Phantombilder werden, je nach Sachlage und Bundesland, nicht immer auch überall veröffentlicht; manche im Intranet der Polizei, andere in Medien wie Zeitung und Internet. Und sie werden je nach Straftat und Bundesland bzw. Landespolizeigesetz unterschiedlich lange aufbewahrt: Bei der Speicherung von Phantombildern in polizeiinternen Datenbanken "handelt es sich nicht um eine Form der Öffentlichkeitsfahndung", betont die Bundesbeauftragte für Datenschutz und Informationsfreiheit (BfDI): "Öffentlichkeit in diesem Sachzusammenhang ist gekennzeichnet durch einen unbestimmten Empfängerkreis. Bei polizeiinternen Datenbanken steht der berechtigte Empfängerkreis hingegen fest. Die Zulässigkeit einer Speicherung richtet sich nach den Vorgaben des Polizeirechts."

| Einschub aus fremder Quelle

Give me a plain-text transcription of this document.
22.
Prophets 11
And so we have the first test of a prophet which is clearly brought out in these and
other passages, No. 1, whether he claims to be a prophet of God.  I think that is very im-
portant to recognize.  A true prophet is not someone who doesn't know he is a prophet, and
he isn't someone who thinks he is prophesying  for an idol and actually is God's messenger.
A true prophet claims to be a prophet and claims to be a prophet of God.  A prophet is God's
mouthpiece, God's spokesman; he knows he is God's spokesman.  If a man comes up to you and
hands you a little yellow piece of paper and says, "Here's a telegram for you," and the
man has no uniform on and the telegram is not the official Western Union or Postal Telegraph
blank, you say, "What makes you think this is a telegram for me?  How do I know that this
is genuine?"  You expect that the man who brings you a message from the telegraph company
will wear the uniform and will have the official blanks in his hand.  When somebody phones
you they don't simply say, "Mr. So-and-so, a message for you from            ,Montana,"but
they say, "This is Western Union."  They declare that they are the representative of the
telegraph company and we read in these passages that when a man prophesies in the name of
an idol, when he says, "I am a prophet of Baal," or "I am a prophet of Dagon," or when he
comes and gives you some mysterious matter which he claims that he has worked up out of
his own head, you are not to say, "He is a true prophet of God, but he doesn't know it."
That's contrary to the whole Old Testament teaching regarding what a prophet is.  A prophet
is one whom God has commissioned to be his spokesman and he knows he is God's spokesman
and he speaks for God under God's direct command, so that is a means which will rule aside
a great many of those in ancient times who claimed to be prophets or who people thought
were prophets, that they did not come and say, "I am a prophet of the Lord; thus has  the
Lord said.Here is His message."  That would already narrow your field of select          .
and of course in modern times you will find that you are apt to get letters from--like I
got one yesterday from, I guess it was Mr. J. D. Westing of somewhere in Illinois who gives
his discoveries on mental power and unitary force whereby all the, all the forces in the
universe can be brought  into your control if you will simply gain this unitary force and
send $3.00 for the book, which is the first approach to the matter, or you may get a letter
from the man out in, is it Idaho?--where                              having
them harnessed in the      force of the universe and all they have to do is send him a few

Generell gilt: "Mit einem Phantombild wird eine Zeugenaussage verbildlicht. Die Erstellung und Aussonderprüffristen richten sich nach den Vorschriften über die Zeugenvernehmung. Bei der Zulässigkeit der Speicherung sind sodann drei Fälle zu unterscheiden", heißt es bei der Bundesdatenschutzbeauftragten, je nachdem, um welche Art Akten es sich handelt. Sind es Ermittlungsakten, Akten zum Zweck der Strafverfolgung, oder sogenannte Mischdateien, die sowohl der Strafverfolgung als auch der polizeilichen Gefahrenvorsorge dienen?

Bei der Veröffentlichung von Phantombildern zur Fahndung müssen unter anderem strafprozessrechtiiche Vorgaben, Datenschutz und Persönlichkeitsrecht beachtet werden

(Bild: Gerd Altmann, Lizenz Public Domain (Creative Commons CC0))

"Die Speicherung in den Ermittlungsakten richtet sich nach den Grundsätzen der ordnungsgemäßen Aktenführung. Zweck ist hier die Dokumentation ordnungsgemäßen Verwaltungshandelns. Zum 1. Januar 2018 tritt zudem das Gesetz über die elektronische Akte in Strafsachen in Kraft. Dann können Strafakten auch elektronisch geführt werden." Für die Speicherung in polizeilichen oder staatsanwaltlichen Dateien ausschließlich zum Zwecke der Strafverfolgung gelten die besonderen Regelungen der Strafprozessordnung. Für die Löschung gelten keine Besonderheiten.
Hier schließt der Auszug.